Here's a few of the take aways that may be helpful if you experience a traumatic situation:
- Go slow and don't overdo -- even if your body begins to feel better. We've heard this many times before. My acupuncturist, Svetlana Petriowisky of Lakeport, CA, explains that the body's healing continues far beyond the presence of pain. She says pain is the last indicator to present itself and the first one to leave in the healing process. There are many subtle layers to our system that continue to heal once the pain subsides.
- Be kind to yourself -- as you would your best friend--or even more! We live in a culture of high expectations. Knowing when to push through pain is a delicate matter when it comes to trauma in the body. I was feeling much better, but when I became quickly exhausted trying to resume my regular exercise routine, I knew it wasn't the time to push through it. When in doubt, stay to the kind and restful side of exertion.
- Ask for help. How many times have you offered help to a friend that is either ill or injured? You meant it and so do they. While it took me a few weeks to even discern what help I needed, once I asked for it, my friends were there in a heartbeat. A few simple things that helped me: a shoulder massage to release the growing tension and asking for the understanding that I couldn't multitask and process information as quickly as normal.
- Re-prioritize. I had so many added items that needed addressing because of the accident. Contact and conversations with the insurance company, setting treatment appointments, renting a car, working with the autobody shop, picking up medicines and supplements. Each of these added a new stress to my day and I had to take extra time in the morning to discover and decide what had to be attended to that day. A lot has fallen to the wayside, but only temporarily and with conscious consideration.
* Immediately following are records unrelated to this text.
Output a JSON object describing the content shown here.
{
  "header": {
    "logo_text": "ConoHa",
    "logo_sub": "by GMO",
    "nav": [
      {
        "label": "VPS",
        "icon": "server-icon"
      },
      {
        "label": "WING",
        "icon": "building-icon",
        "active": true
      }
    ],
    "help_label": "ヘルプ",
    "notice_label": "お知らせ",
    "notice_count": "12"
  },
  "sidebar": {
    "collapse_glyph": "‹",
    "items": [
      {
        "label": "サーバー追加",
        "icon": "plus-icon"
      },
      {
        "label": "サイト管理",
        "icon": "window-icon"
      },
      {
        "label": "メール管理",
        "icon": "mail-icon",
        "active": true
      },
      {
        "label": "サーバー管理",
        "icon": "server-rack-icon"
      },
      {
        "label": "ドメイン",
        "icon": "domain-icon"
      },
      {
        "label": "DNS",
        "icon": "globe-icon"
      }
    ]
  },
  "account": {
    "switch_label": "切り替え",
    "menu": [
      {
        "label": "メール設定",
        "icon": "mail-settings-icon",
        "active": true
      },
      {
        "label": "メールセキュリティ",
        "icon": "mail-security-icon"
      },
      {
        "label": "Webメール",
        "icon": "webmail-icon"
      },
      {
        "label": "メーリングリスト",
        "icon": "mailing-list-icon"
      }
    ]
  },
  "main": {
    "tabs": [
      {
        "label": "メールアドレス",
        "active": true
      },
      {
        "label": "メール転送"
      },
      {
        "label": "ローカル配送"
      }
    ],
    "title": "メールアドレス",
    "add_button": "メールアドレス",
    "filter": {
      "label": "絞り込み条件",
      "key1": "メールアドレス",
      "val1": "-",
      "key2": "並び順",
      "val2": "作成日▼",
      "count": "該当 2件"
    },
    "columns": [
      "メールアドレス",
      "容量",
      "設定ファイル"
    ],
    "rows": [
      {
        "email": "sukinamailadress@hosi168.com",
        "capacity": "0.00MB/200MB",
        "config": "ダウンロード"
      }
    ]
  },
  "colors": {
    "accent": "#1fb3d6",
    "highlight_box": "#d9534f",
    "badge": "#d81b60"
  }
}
- Rest! The body's ability to heal from illness or injury is optimum when we are at rest and even more so when we are not under stress. Our biology was not intended to be under stress for long periods of time. Today's fast paced world is demanding and recovery time from stress (much less, trauma) has been virtually eliminated. Taking extra naps, meditation and slow, relaxing body work can be very helpful.
- Trust that you are receiving the healing and loving support of the Universe. Opening to receive is one of the greatest gifts we can give ourselves anytime! You have arrived at this moment because of the loving support you've received since birth from so many people, the earth's systems and its inhabitants. Just look around you in this moment right now to affirm this. Trust this love and support and open to continue receiving it throughout your healing process.